Pembahasan Soal Ujian Profesi Aktuaris
| Institusi |
: |
Persatuan Aktuaris Indonesia (PAI) |
| Mata Ujian |
: |
Probabilita dan Statistika |
| Periode Ujian |
: |
Juni 2014 |
| Nomor Soal |
: |
21 |
SOAL
Jika X berdistribusi uniform kontinu pada interval [0,10], maka nilai probabilitas \(\Pr \left( {X + \frac{{10}}{X} > 7} \right)\) sama dengan …
- 3/10
- 31/70
- 1/2
- 39/70
- 7/10
| Diketahui |
X berdistribusi uniform kontinu pada interval [0,10] |
| Rumus yang digunakan |
\(\Pr (X > x) = \int {{f_X}(x)dx} \) |
| Proses pengerjaan |
\({f_X}(x) = \frac{1}{{10}},x \in \left[ {0,10} \right]\)
\(\Pr \left( {X + \frac{{10}}{X} > 7} \right) = \Pr \left( {\frac{{{X^2} – 7X + 10}}{X} > 0} \right)\)
\(\Pr \left( {X + \frac{{10}}{X} > 7} \right) = \Pr \left( {\frac{{(X – 2)(X – 5)}}{X} > 0} \right)\)
\(\Pr \left( {X + \frac{{10}}{X} > 7} \right) = \Pr \left( {0 < X < 2{\rm{ }}atau{\rm{ }}5 < X \le 10} \right)\)

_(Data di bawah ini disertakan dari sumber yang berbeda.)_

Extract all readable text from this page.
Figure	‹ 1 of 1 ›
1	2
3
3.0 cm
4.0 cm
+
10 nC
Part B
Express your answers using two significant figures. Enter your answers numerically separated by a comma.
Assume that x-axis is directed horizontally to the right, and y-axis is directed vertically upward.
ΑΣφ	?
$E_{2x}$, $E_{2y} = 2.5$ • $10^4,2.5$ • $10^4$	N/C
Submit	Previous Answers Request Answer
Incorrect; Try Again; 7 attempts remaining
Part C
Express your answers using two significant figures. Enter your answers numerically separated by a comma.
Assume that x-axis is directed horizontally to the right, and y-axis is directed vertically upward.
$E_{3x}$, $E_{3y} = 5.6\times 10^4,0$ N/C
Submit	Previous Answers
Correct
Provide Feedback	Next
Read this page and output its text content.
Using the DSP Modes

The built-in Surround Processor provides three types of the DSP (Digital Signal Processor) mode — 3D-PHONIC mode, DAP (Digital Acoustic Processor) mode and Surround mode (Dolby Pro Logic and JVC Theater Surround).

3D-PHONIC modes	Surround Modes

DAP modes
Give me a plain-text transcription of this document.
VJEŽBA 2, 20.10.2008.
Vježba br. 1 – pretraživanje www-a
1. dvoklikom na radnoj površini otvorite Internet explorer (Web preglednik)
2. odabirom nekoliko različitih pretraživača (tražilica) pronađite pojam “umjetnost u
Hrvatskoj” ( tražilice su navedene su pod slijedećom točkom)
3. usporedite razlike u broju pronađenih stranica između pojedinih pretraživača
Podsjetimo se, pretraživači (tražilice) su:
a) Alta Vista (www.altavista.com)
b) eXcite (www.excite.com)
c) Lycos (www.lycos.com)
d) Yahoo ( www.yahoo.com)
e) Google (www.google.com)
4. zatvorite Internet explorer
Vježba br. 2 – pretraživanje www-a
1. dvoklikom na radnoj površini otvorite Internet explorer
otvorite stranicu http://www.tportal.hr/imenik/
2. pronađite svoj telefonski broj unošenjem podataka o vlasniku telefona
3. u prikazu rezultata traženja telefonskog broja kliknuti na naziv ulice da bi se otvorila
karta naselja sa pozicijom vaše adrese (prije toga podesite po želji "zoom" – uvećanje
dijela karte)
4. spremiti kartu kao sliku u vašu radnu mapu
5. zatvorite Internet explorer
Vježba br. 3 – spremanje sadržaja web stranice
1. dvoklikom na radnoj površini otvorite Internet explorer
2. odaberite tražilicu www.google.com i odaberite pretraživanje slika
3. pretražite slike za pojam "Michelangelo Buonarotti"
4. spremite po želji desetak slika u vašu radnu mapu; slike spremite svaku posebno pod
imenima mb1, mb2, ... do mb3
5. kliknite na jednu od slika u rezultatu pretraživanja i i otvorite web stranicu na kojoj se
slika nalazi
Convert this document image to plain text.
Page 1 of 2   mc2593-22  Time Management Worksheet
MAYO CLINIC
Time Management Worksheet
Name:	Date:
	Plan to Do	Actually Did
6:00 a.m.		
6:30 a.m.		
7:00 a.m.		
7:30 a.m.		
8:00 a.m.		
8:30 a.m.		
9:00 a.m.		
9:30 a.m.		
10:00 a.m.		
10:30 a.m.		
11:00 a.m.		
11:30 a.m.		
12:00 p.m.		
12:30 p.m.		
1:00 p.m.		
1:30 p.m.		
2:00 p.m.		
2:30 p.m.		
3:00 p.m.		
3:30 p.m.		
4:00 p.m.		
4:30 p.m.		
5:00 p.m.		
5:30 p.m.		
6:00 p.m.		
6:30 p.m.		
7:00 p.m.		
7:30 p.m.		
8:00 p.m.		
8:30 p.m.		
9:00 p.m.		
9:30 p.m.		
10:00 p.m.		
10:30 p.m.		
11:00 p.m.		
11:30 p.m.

\(\Pr \left( {X + \frac{{10}}{X} > 7} \right) = \Pr \left( {0 < X < 2} \right) + \Pr \left( {5 < X \le 10} \right)\)
\(\Pr \left( {X + \frac{{10}}{X} > 7} \right) = \int\limits_0^2 {\frac{1}{{10}}dx + } \int\limits_5^{10} {\frac{1}{{10}}dx = \frac{7}{{10}}} \) |
| Jawaban |
e. 7/10 |